As she worked away, I got dressed and continued with the laundry in the nearly child-like state I inhabit these day. Unable to communicate beyond a few stammered words and sign language, I feel at times a kind of lightness, the lack of responsibility that accompanies my inability to understand or be understood.

That doesn’t compensate for the frustrations though. We bought new washing machine last week, and it was delivered complete with instructions and manual, auf Deutsch, of course. Downstairs I stared at the control panel. I recognise for word for ‘cotton’ and the word for wool, but what is Koch-/Buntwäsche? I came upstairs and typed it into the Google translator. Something cooking?

The young woman had just come into the room. I showed her the manual. ‘Ah, so,’ she said. ‘Neu?

I pointed to the phrase. What does this mean?

Ah. ‘Not black. Not white. Coloured.’

A mixed load. That would work.

Downstairs I turned the knob to Buntwäsche Eco and set the temperature to 40. Pressing the button labelled Tür, I felt a bit reckless. At least it was all socks, underwear and assorted towels – nothing that required special care. I’d just have to see if it works.

This is me, the obsessive worrier about instructions and procedures. Who keeps a file of every manual for every appliance I’ve ever owned. Including watches and pocket calculators. Who wants to know How Things Work. Who figures if the engineers designed the machine to work a particular way, that’s the way it should be done.

I walked away.

Upstairs the young woman had the line working. ‘Your husband said you had a' – gesturing, she fumbled unsuccessfully for the words  – 'from Ireland?' Ah, yes, the phone itself.

She continued. ‘He didn’t know if it would work here.’

We were in the shared office, which is still piled with cartons to be unpacked. The handset had been in my office in Ireland, so it must be in one of these. I started pulling things out of one box and pointed to another, indicating she should root through it. And we were lucky; eventually we pulled out the base and then one, then another, of the handsets.

We tested it and it worked. We were set to go. After she had explained to me, seeming more confident in her English, where the cables needed to connect to the wiring, how to install the software for the modem and what light – she called it a lamp – on the modem had to be steady, I complimented her on her English.

She was pleased but dismissive. ‘Everyone learns it in school. But school is long time ago now.’
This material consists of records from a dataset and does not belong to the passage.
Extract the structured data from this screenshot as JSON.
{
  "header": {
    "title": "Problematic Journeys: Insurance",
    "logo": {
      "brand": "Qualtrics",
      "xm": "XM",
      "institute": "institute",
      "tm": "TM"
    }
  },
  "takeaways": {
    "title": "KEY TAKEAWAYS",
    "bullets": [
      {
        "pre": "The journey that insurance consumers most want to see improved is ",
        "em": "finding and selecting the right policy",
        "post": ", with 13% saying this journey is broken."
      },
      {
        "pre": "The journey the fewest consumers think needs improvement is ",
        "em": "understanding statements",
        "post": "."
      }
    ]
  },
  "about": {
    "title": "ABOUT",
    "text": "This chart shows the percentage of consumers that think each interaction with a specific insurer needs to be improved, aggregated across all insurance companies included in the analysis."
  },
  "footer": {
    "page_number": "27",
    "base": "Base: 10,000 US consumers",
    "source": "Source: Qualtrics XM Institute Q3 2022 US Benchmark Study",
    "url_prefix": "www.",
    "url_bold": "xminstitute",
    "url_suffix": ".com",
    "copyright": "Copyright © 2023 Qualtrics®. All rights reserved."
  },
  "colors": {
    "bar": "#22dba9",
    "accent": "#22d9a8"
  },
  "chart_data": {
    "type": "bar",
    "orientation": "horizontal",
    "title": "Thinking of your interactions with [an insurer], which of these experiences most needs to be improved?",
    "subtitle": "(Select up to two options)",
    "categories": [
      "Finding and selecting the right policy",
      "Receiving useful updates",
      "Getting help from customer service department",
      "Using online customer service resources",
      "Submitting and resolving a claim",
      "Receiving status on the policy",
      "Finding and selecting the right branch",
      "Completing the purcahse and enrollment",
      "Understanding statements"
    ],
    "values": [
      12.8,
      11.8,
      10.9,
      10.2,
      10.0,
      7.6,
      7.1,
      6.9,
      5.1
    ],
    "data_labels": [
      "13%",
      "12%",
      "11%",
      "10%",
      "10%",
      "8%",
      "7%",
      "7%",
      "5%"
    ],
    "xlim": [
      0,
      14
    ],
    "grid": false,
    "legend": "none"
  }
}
‘I must learn German,’ I told her.

‘I think German is very hard to learn. Very hard. Even I, I have problems writing it. So many rules. For writing. And they change every week.’

I doubted that was true, but we were nearing the limit of mutual comprehension.

‘I’m a writer,’ I tried to explain. ‘And it’s hard not being able to speak to people. Not being able to use words.’

I didn’t think she got me. I tried a different way.

‘My work is writing. Words are my work.’

‘Yes,’ she said, as though she understood. ‘Words are work.’

We shook hands on the landing. I was sorry to see her go.